My quick thought is that you want some sort of latent-data model. But I’m not quite sure what latent data you want. As Rubin says, what would you do if you have all the data? (Or, in your case, what are “all the data” that you want?) You already know how all the judges voted, right? Perhaps the latent data are the order of voting–the formation of the majority coalition. If so, you can set up a “structural model” with probabilities of each possible coalition (including unanimous 3-0 coalitions, I assume), along with a “measurement model” of the actual votes given the latent data. Such a model can then be fit using Bayes (e.g., Bugs).

3 thoughts on “3-judge panels

  1. How is writing the opinion assigned? Is it random, assigned by a chief justice of some sort, or the consequence of an initial vote (or something else)? I don't do judicial politics, but my gut says this matters.

  2. Two thoughts:

    First, is the phenomenon of interest dissenting (that is, actually writing a dissenting opinion) or just being in the minority? The latter is a necessary condition for the former, but many CoA judges on the wrong end of 2-1 decisions do not author dissenting opinions.

    Assuming you care about the votes, not the writing/opinion, Andrew may be onto something. A CoA judge can only dissent if both other judges on the panel disagree with him/her. But agreement/disagreement is necessarily "lumpy" because it gets cast in terms of binary responses (affirm/reverse). "All the data" in this case would (hypothetically) be error-free, continuous measures of each judge's position in the case, from which some sort of natural distance/agreement metric among them could be calculated.

    If the judges are A, B, and C, then Pr(A is in the minority) is then something like Pr(A and B "disagree") & Pr(A and C "disagree") & Pr(B and C "agree"). Distance-wise, this requires that D(AB)>D(BC) & D(AC)>D(BC). (There are parallel statements for judges B and C, of course).

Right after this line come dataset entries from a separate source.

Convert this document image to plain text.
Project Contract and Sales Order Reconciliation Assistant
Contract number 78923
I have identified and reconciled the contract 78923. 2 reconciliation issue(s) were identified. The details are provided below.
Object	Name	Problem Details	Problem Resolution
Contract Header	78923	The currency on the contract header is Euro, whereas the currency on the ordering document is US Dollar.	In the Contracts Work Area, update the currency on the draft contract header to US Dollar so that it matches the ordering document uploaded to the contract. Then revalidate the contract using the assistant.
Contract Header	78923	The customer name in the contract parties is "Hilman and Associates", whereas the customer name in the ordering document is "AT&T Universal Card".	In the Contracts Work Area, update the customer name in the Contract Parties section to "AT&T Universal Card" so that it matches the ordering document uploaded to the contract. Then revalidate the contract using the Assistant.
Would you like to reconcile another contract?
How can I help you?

That all looks like a garden-variety logit to me, albeit one with two (rather than one) latent spaces.

    This suggests that perhaps the "standard" approach isn't so bad. So long as your covariates are reasonable — and particularly so long as they include some measure(s) of "distance" among the judges on the panel — just allowing the "errors" to be correlated in each case and using Huber/grouped VCV estimates doesn't strike me as a bad idea.

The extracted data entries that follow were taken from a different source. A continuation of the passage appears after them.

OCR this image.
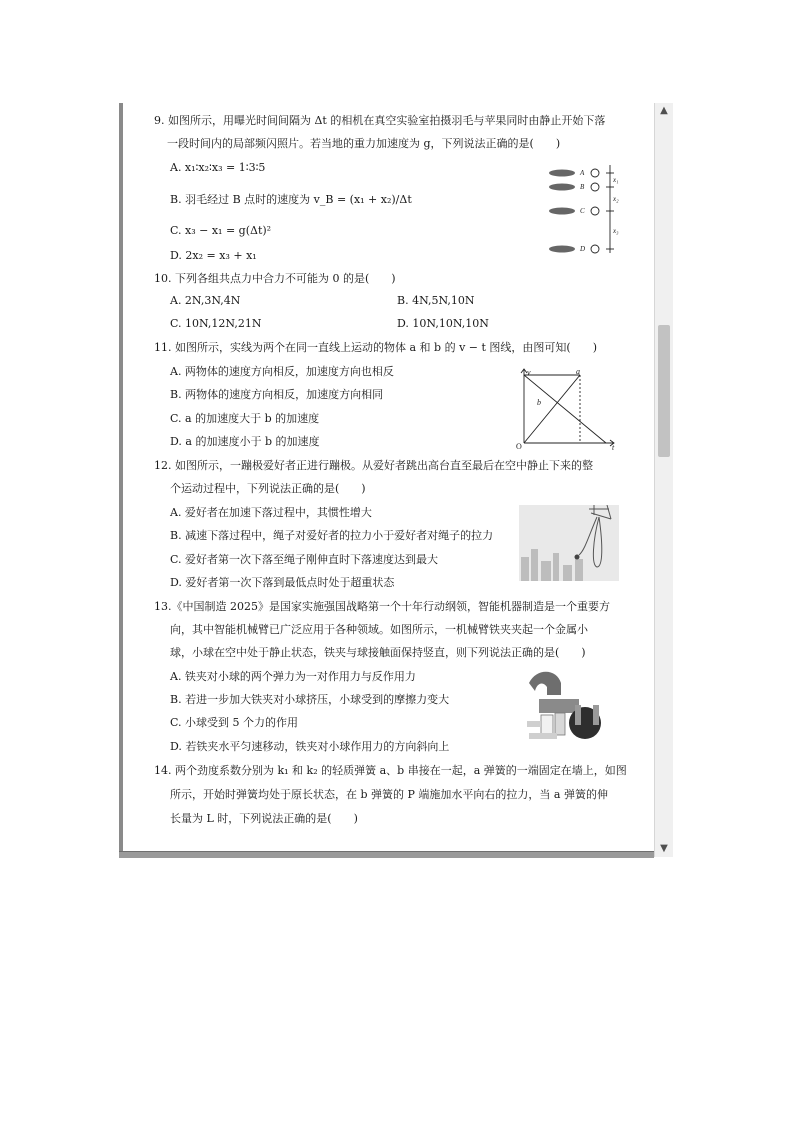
9. 如图所示，用曝光时间间隔为 Δt 的相机在真空实验室拍摄羽毛与苹果同时由静止开始下落
一段时间内的局部频闪照片。若当地的重力加速度为 g，下列说法正确的是(　　)
A. x₁∶x₂∶x₃ = 1∶3∶5
B. 羽毛经过 B 点时的速度为 v_B = (x₁ + x₂)/Δt
C. x₃ − x₁ = g(Δt)²
D. 2x₂ = x₃ + x₁
A
B
C
D
x₁
x₂
x₃
10. 下列各组共点力中合力不可能为 0 的是(　　)
A. 2N,3N,4N	B. 4N,5N,10N
C. 10N,12N,21N	D. 10N,10N,10N
11. 如图所示，实线为两个在同一直线上运动的物体 a 和 b 的 v − t 图线，由图可知(　　)
A. 两物体的速度方向相反，加速度方向也相反
B. 两物体的速度方向相反，加速度方向相同
C. a 的加速度大于 b 的加速度
D. a 的加速度小于 b 的加速度
v
t
O
a
b
12. 如图所示，一蹦极爱好者正进行蹦极。从爱好者跳出高台直至最后在空中静止下来的整
个运动过程中，下列说法正确的是(　　)
A. 爱好者在加速下落过程中，其惯性增大
B. 减速下落过程中，绳子对爱好者的拉力小于爱好者对绳子的拉力
C. 爱好者第一次下落至绳子刚伸直时下落速度达到最大
D. 爱好者第一次下落到最低点时处于超重状态
13.《中国制造 2025》是国家实施强国战略第一个十年行动纲领，智能机器制造是一个重要方
向，其中智能机械臂已广泛应用于各种领域。如图所示，一机械臂铁夹夹起一个金属小
球，小球在空中处于静止状态，铁夹与球接触面保持竖直，则下列说法正确的是(　　)
A. 铁夹对小球的两个弹力为一对作用力与反作用力
B. 若进一步加大铁夹对小球挤压，小球受到的摩擦力变大
C. 小球受到 5 个力的作用
D. 若铁夹水平匀速移动，铁夹对小球作用力的方向斜向上
14. 两个劲度系数分别为 k₁ 和 k₂ 的轻质弹簧 a、b 串接在一起，a 弹簧的一端固定在墙上，如图
所示，开始时弹簧均处于原长状态，在 b 弹簧的 P 端施加水平向右的拉力，当 a 弹簧的伸
长量为 L 时，下列说法正确的是(　　)
▲
▼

  3. I think that modelling dissent is a tricky topic. Judges don't decide a case based on whether they want to concur or dissent; the pick a position for one or the other side based on the merits. Each judge relatively independently decides which way she wants to rule, and the majority is formed based on where the chips lie.

    If you think about the data generating process in this way, I think you see that better research questions are: do judges form cliques? Do they depend on the issue? Is one judge pivotal?